MILANO, 2 febbraio (Reuters) - Storicamente assente sul mercato delle obbligazioni bancarie, Compass Asset Management ha iniziato nell'ultimo mese a investire nel segmento e, per chi ha un orizzonte temporale di almeno cinque anni, vede opportunità sui mercati emergenti, in particolare la Russia.

Lo ha detto a Reuters, in un'intervista, Corrado Capacci, amministratore di Compass Asset Management e gestore di CompAM Fund Sicav.

"I segmenti più rischiosi dei bond bancari offrono opportunità notevolissime a nostro avviso, ma solo diversificando e unicamente per chi ha un profilo di rischio aggressivo", ha detto Capacci nell'intervista.

Il gestore ricorda che, attualmente, le emissioni bancarie si dividono - in ordine di solvibilità - in garantite dallo stato, cioè "titoli di stato che rendono un po' di più", "senior", subordinati Tier 2 (con scadenza) e subordinati Tier 1 (perpetui).

"Le perpetue di IntesaSanPaolo (ISP.MI: Quotazione) sono scese sotto 50 e uno prende l'8% di cedola pagando 50, cioè il 16% dei soldi che ci hai messo dentro", osserva. "Le Tier 2 - sempre di IntesaSanPaolo prendono vicino al 10% a 10 anni", aggiunge.

Se l'investimento con il rendimento aggiustato per il rischio più attraente sono oggi le emissioni societarie investment grade, chi punta a rendimenti annuali superiori al 5-10%, con un orizzonte temporale di almeno qualche anno, secondo il gestore può puntare sull'azionario o sui più illiquidi bond "high yield".

Fra i mercati emergenti Capacci segnala l'area russa anche se, avverte, su questo paese ci sono motivi di rischio specifico legati all'andamento delle quotazioni del petrolio.

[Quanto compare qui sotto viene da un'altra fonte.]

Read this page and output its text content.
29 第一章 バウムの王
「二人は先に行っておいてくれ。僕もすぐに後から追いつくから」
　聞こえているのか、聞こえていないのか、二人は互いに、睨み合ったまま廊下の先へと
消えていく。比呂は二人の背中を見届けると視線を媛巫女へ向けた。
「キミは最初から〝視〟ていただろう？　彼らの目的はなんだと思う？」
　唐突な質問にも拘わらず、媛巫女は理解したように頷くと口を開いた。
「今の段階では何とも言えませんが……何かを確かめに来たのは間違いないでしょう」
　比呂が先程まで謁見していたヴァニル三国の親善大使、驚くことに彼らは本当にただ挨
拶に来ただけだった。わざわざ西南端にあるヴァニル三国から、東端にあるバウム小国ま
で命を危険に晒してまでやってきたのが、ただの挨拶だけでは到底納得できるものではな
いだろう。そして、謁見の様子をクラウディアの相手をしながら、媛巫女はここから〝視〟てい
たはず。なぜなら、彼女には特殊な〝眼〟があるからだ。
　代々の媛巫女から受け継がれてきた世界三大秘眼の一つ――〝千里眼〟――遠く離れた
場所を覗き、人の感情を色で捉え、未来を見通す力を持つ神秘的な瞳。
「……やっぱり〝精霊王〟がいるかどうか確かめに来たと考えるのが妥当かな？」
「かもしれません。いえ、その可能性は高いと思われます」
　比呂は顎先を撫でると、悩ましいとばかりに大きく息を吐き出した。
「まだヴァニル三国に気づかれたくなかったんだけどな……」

"La borsa russa ha perso l'80% pur con multipli che non hanno mai toccato i massimi e moltissimi corporate rendono il 25%-30%", spiega Capacci citando "società come Gazprom che non hanno nessun problema a ripagare il debito".

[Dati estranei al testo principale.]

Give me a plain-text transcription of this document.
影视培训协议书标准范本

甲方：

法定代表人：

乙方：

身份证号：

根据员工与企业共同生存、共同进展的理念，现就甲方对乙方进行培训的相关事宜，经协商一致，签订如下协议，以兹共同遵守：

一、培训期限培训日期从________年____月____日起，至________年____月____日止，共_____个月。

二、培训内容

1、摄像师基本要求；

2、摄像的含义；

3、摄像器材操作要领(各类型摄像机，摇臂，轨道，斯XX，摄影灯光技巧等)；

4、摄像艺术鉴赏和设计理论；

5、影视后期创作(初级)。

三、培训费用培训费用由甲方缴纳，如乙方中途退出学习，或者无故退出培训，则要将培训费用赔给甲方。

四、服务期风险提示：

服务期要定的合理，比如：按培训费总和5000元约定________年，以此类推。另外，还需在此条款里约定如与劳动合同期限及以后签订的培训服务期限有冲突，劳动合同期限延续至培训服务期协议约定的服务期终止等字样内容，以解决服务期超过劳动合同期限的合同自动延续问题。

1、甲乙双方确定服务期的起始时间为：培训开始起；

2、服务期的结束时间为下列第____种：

I gestori di Compass Asset Management - che attualmente gestisce circa 400 milioni di franchi svizzeri tra clienti privati ed istituzionali - stanno tornando gradualmente sull'azionario, anche della zona euro. Perchè - sebbene il percorso delle borse nel 2009 si preannunci accidentato - vale la pena di iniziare ad accumulare azioni in portafoglio, approfittando delle correzioni, senza dimenticare di diversificare con le piccole capitalizzazioni.

"Preferiamo settori come utilities, consumer staples, telefonici, cioè settori con business stabili dove c'è più visibilità sui risultati", sottolinea Capacci. "C'è poi molto valore nelle small cap - anche italiane - dove tantissimi titoli sono stati ridotti a livelli molto bassi per effetto delle liquidazioni forzate dei fondi", aggiunge.